Le gouvernement britannique injectera 80 millions de livres dans l'éducation musicale

Le gouvernement britannique a annoncé un financement de 80 millions de livres pour l'éducation musicale pour que « tous les élèves soient aptes à lire et écrire la musique jusqu’à la fin de leur parcours scolaire, » rapporte le Telegraph. Insuffisant, rétorquent les professionnels.

Le gouvernement britannique injectera 80 millions de livres dans l'éducation musicale
Lycéens du West Orange High School pendant la parade du Nouvel An à Londres , © Getty / SOPA Images

Les professionnels de la musique au Royaume-Uni soulignent depuis plusieurs années le déclin incessant de l’enseignement musical dans les écoles, alors que le pays dispose d’un Plan national pour l’éducation musicale depuis 2011. Pa conséquent, la promesse du gouvernement relayée par le journal The Telegraphd’investir 80 millions de livres (environ 94 millions d’euros) dans l’éducation musicale tombe à point nommé. « Nous voulons que tous les élèves soient aptes à lire et écrire la musique et qu’ils se familiarisent avec une plus grande diversité de styles et de traditions musicales jusqu’à la fin de leur parcours scolaire, a déclaré le ministre de l’éducation Nick Gibb.Le financement annoncé est censé aider les établissements à accomplir cette mission. »

Ces 80 millions de livres sont destinées à soutenir les « music hubs », ces entités de droit privé dont la vocation principale est de garantir l’accès à l’éducation musicale à tous les élèves en proposant des activités musicales et pratiques collectives en collaboration avec les écoles et les structures culturelles implantées dans les territoires, que le gouvernement a mises en place en 2012. 

Selon le communiqué de presse du gouvernement britannique, les « music hubs » avaient déjà reçu 300 millions de livres entre 2016 et 2020.

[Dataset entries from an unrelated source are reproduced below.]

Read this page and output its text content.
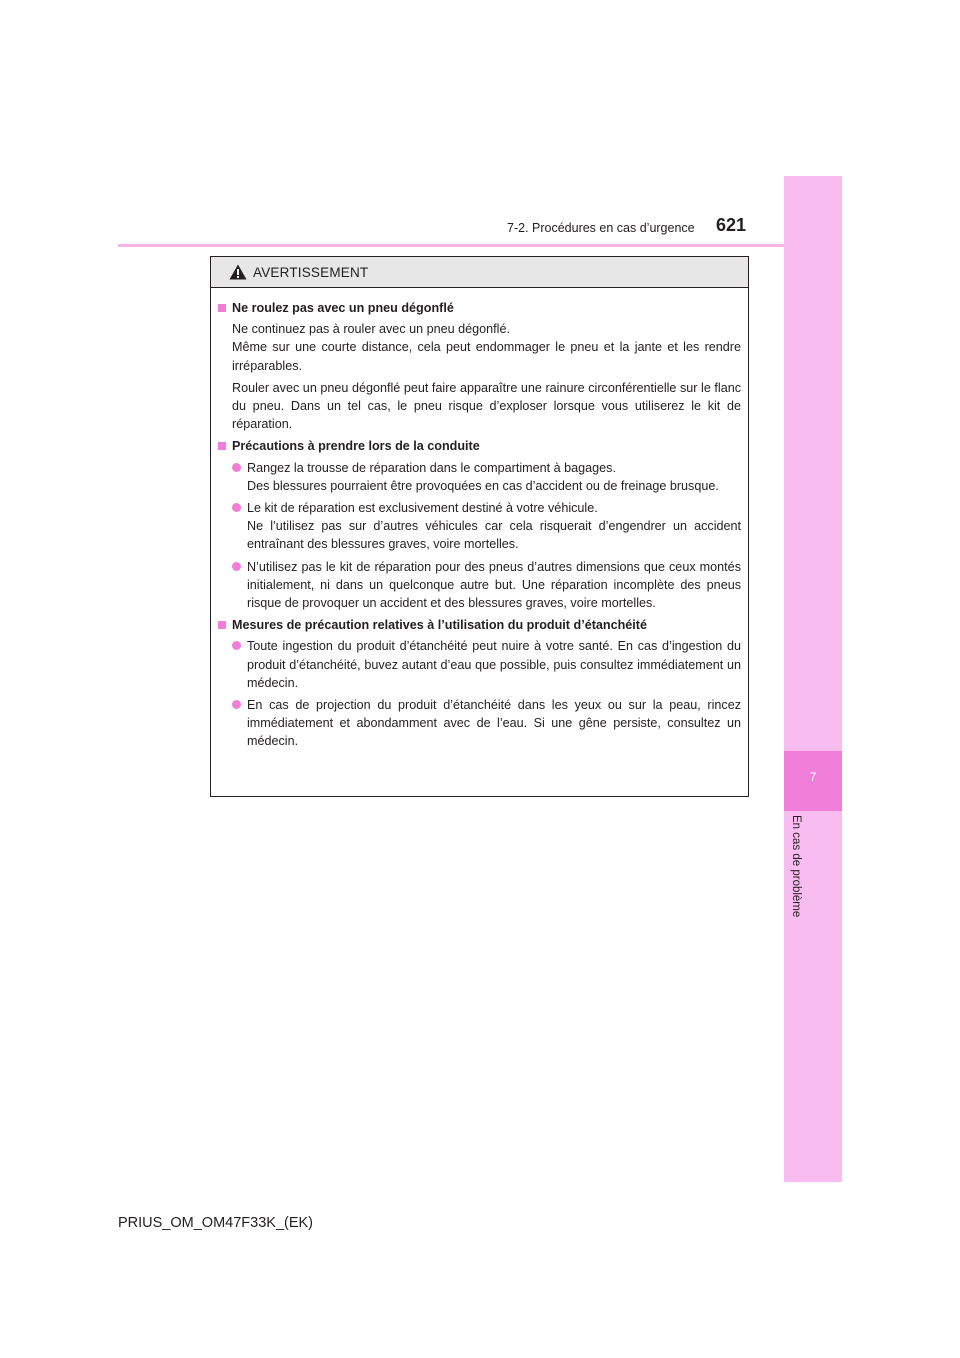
7-2. Procédures en cas d’urgence 621
7
En cas de problème
AVERTISSEMENT
Ne roulez pas avec un pneu dégonflé
Ne continuez pas à rouler avec un pneu dégonflé.
Même sur une courte distance, cela peut endommager le pneu et la jante et les rendre irréparables.
Rouler avec un pneu dégonflé peut faire apparaître une rainure circonférentielle sur le flanc du pneu. Dans un tel cas, le pneu risque d’exploser lorsque vous utiliserez le kit de réparation.
Précautions à prendre lors de la conduite
Rangez la trousse de réparation dans le compartiment à bagages.
Des blessures pourraient être provoquées en cas d’accident ou de freinage brusque.
Le kit de réparation est exclusivement destiné à votre véhicule.
Ne l’utilisez pas sur d’autres véhicules car cela risquerait d’engendrer un accident entraînant des blessures graves, voire mortelles.
N’utilisez pas le kit de réparation pour des pneus d’autres dimensions que ceux montés initialement, ni dans un quelconque autre but. Une réparation incomplète des pneus risque de provoquer un accident et des blessures graves, voire mortelles.
Mesures de précaution relatives à l’utilisation du produit d’étanchéité
Toute ingestion du produit d’étanchéité peut nuire à votre santé. En cas d’ingestion du produit d’étanchéité, buvez autant d’eau que possible, puis consultez immédiatement un médecin.
En cas de projection du produit d’étanchéité dans les yeux ou sur la peau, rincez immédiatement et abondamment avec de l’eau. Si une gêne persiste, consultez un médecin.
PRIUS_OM_OM47F33K_(EK)
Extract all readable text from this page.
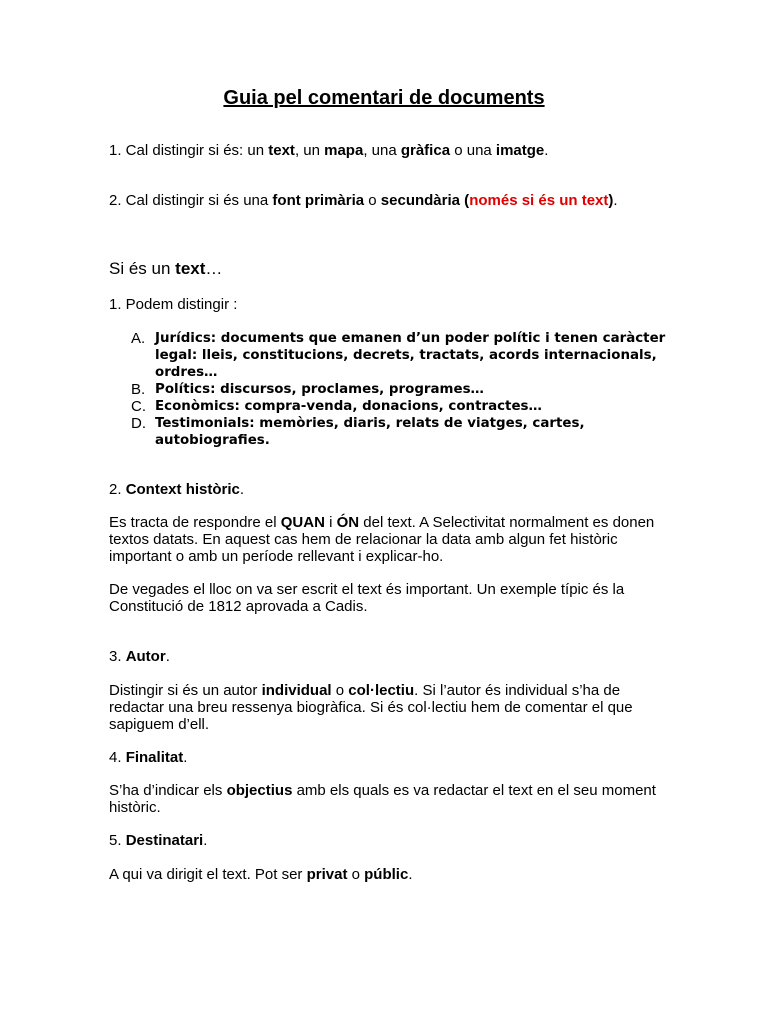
Guia pel comentari de documents
1. Cal distingir si és: un text, un mapa, una gràfica o una imatge.
2. Cal distingir si és una font primària o secundària (només si és un text).
Si és un text…
1. Podem distingir :
A. Jurídics: documents que emanen d’un poder polític i tenen caràcter legal: lleis, constitucions, decrets, tractats, acords internacionals, ordres…
B. Polítics: discursos, proclames, programes…
C. Econòmics: compra-venda, donacions, contractes…
D. Testimonials: memòries, diaris, relats de viatges, cartes, autobiografies.
2. Context històric.
Es tracta de respondre el QUAN i ÓN del text. A Selectivitat normalment es donen textos datats. En aquest cas hem de relacionar la data amb algun fet històric important o amb un període rellevant i explicar-ho.
De vegades el lloc on va ser escrit el text és important. Un exemple típic és la Constitució de 1812 aprovada a Cadis.
3. Autor.
Distingir si és un autor individual o col·lectiu. Si l’autor és individual s’ha de redactar una breu ressenya biogràfica. Si és col·lectiu hem de comentar el que sapiguem d’ell.
4. Finalitat.
S’ha d’indicar els objectius amb els quals es va redactar el text en el seu moment històric.
5. Destinatari.
A qui va dirigit el text. Pot ser privat o públic.
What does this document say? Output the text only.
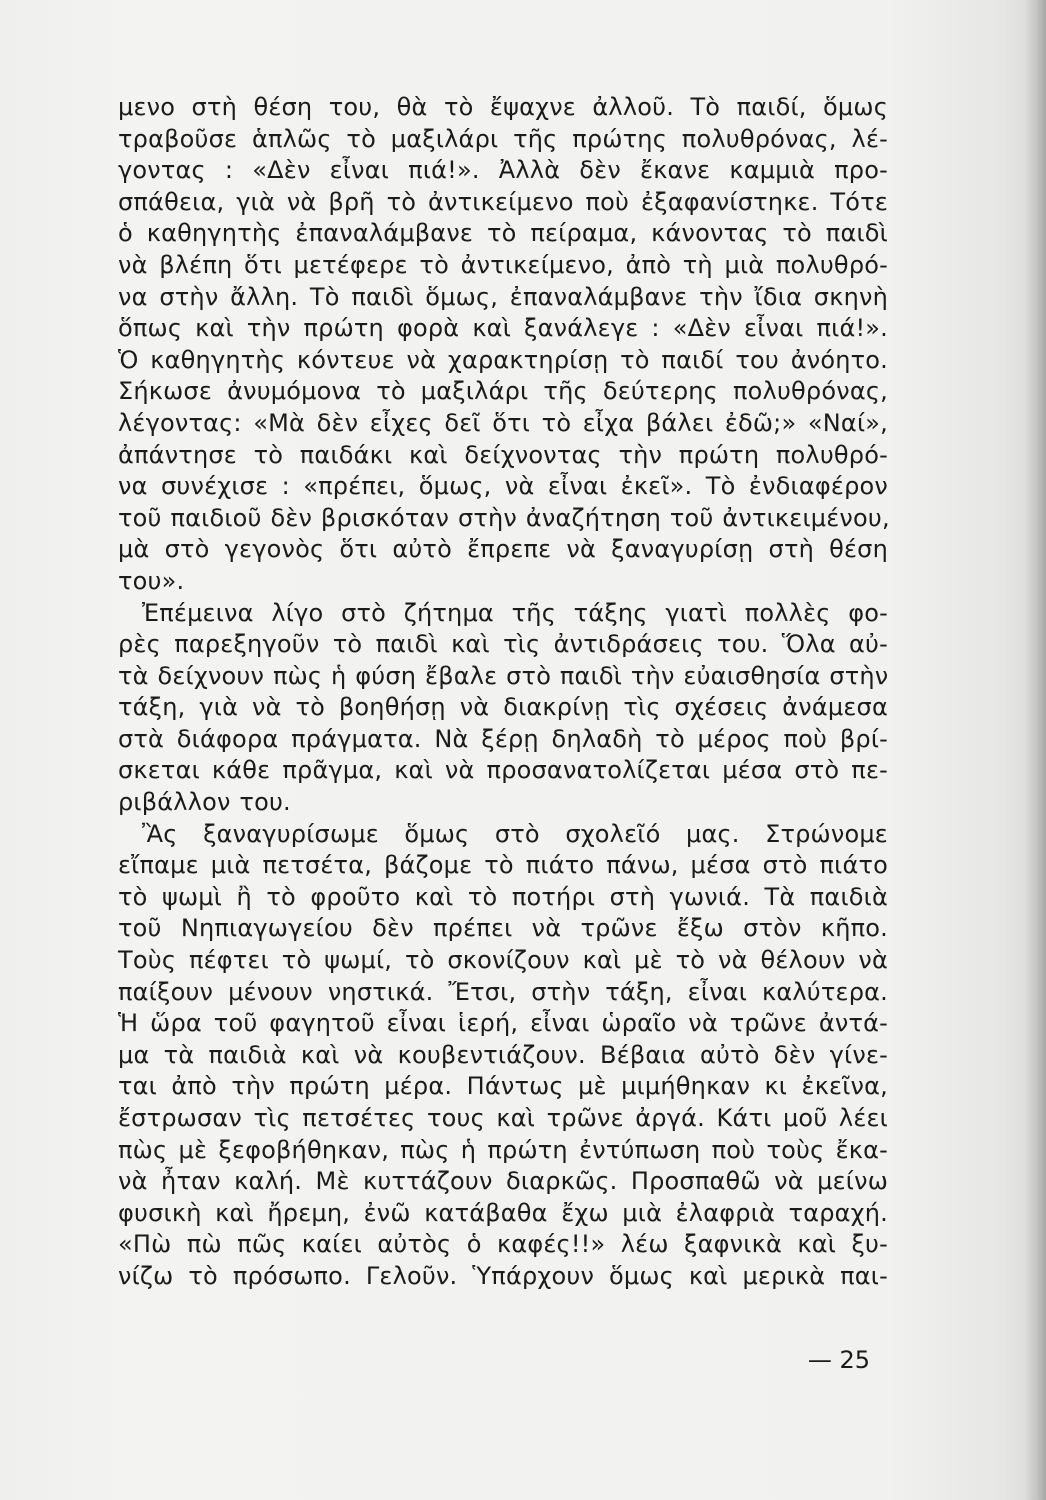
μενο στὴ θέση του, θὰ τὸ ἔψαχνε ἀλλοῦ. Τὸ παιδί, ὅμως
τραβοῦσε ἁπλῶς τὸ μαξιλάρι τῆς πρώτης πολυθρόνας, λέ-
γοντας : «Δὲν εἶναι πιά!». Ἀλλὰ δὲν ἔκανε καμμιὰ προ-
σπάθεια, γιὰ νὰ βρῆ τὸ ἀντικείμενο ποὺ ἐξαφανίστηκε. Τότε
ὁ καθηγητὴς ἐπαναλάμβανε τὸ πείραμα, κάνοντας τὸ παιδὶ
νὰ βλέπη ὅτι μετέφερε τὸ ἀντικείμενο, ἀπὸ τὴ μιὰ πολυθρό-
να στὴν ἄλλη. Τὸ παιδὶ ὅμως, ἐπαναλάμβανε τὴν ἴδια σκηνὴ
ὅπως καὶ τὴν πρώτη φορὰ καὶ ξανάλεγε : «Δὲν εἶναι πιά!».
Ὁ καθηγητὴς κόντευε νὰ χαρακτηρίσῃ τὸ παιδί του ἀνόητο.
Σήκωσε ἀνυμόμονα τὸ μαξιλάρι τῆς δεύτερης πολυθρόνας,
λέγοντας: «Μὰ δὲν εἶχες δεῖ ὅτι τὸ εἶχα βάλει ἐδῶ;» «Ναί»,
ἀπάντησε τὸ παιδάκι καὶ δείχνοντας τὴν πρώτη πολυθρό-
να συνέχισε : «πρέπει, ὅμως, νὰ εἶναι ἐκεῖ». Τὸ ἐνδιαφέρον
τοῦ παιδιοῦ δὲν βρισκόταν στὴν ἀναζήτηση τοῦ ἀντικειμένου,
μὰ στὸ γεγονὸς ὅτι αὐτὸ ἔπρεπε νὰ ξαναγυρίσῃ στὴ θέση
του».
Ἐπέμεινα λίγο στὸ ζήτημα τῆς τάξης γιατὶ πολλὲς φο-
ρὲς παρεξηγοῦν τὸ παιδὶ καὶ τὶς ἀντιδράσεις του. Ὅλα αὐ-
τὰ δείχνουν πὼς ἡ φύση ἔβαλε στὸ παιδὶ τὴν εὐαισθησία στὴν
τάξη, γιὰ νὰ τὸ βοηθήσῃ νὰ διακρίνῃ τὶς σχέσεις ἀνάμεσα
στὰ διάφορα πράγματα. Νὰ ξέρῃ δηλαδὴ τὸ μέρος ποὺ βρί-
σκεται κάθε πρᾶγμα, καὶ νὰ προσανατολίζεται μέσα στὸ πε-
ριβάλλον του.
Ἂς ξαναγυρίσωμε ὅμως στὸ σχολεῖό μας. Στρώνομε
εἴπαμε μιὰ πετσέτα, βάζομε τὸ πιάτο πάνω, μέσα στὸ πιάτο
τὸ ψωμὶ ἢ τὸ φροῦτο καὶ τὸ ποτήρι στὴ γωνιά. Τὰ παιδιὰ
τοῦ Νηπιαγωγείου δὲν πρέπει νὰ τρῶνε ἔξω στὸν κῆπο.
Τοὺς πέφτει τὸ ψωμί, τὸ σκονίζουν καὶ μὲ τὸ νὰ θέλουν νὰ
παίξουν μένουν νηστικά. Ἔτσι, στὴν τάξη, εἶναι καλύτερα.
Ἡ ὥρα τοῦ φαγητοῦ εἶναι ἱερή, εἶναι ὡραῖο νὰ τρῶνε ἀντά-
μα τὰ παιδιὰ καὶ νὰ κουβεντιάζουν. Βέβαια αὐτὸ δὲν γίνε-
ται ἀπὸ τὴν πρώτη μέρα. Πάντως μὲ μιμήθηκαν κι ἐκεῖνα,
ἔστρωσαν τὶς πετσέτες τους καὶ τρῶνε ἀργά. Κάτι μοῦ λέει
πὼς μὲ ξεφοβήθηκαν, πὼς ἡ πρώτη ἐντύπωση ποὺ τοὺς ἔκα-
νὰ ἦταν καλή. Μὲ κυττάζουν διαρκῶς. Προσπαθῶ νὰ μείνω
φυσικὴ καὶ ἤρεμη, ἐνῶ κατάβαθα ἔχω μιὰ ἐλαφριὰ ταραχή.
«Πὼ πὼ πῶς καίει αὐτὸς ὁ καφές!!» λέω ξαφνικὰ καὶ ξυ-
νίζω τὸ πρόσωπο. Γελοῦν. Ὑπάρχουν ὅμως καὶ μερικὰ παι-
— 25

Cette mesure vient en réaction à un constat largement partagé par la profession : la  musique devient le privilège des élites, ceux qui peuvent se payer les cours extra-scolaires, puisqu’elle est massivement abandonnée dans les cursus de l’enseignement public, selon l'Association des directeurs des écoles et collèges. Les frais de l'éducation musicale reposent désormais sur les familles à 89% . Un article du Telegraph parlait même d' « une crise existentielle » de la discipline,  faisant suite au débat que la chambre des lords a consacré à l’état de l’éducation musicale dans le pays en octobre 2018. 

La réforme du Baccalauréat anglais : la musique mise à mal

La cause principale : le controversé English Baccalaureate (EBacc), introduit après la réforme de 2010, qui aurait un impact négatif sur le nombre des étudiants qui choisissent les enseignements artistiques. L’EBacc est une mesure d’évaluation des établissements scolaires après le General Certificate of Secondary Education (GCSE), examen national qui évalue cinq matières dites majeures : anglais, mathématiques, histoire ou géographie, sciences et une langue étrangère. L’obtention de bons résultats dans ces matières détermine la poursuite de l’élève en A-level, équivalent du baccalauréat français, et son accès aux études supérieures. 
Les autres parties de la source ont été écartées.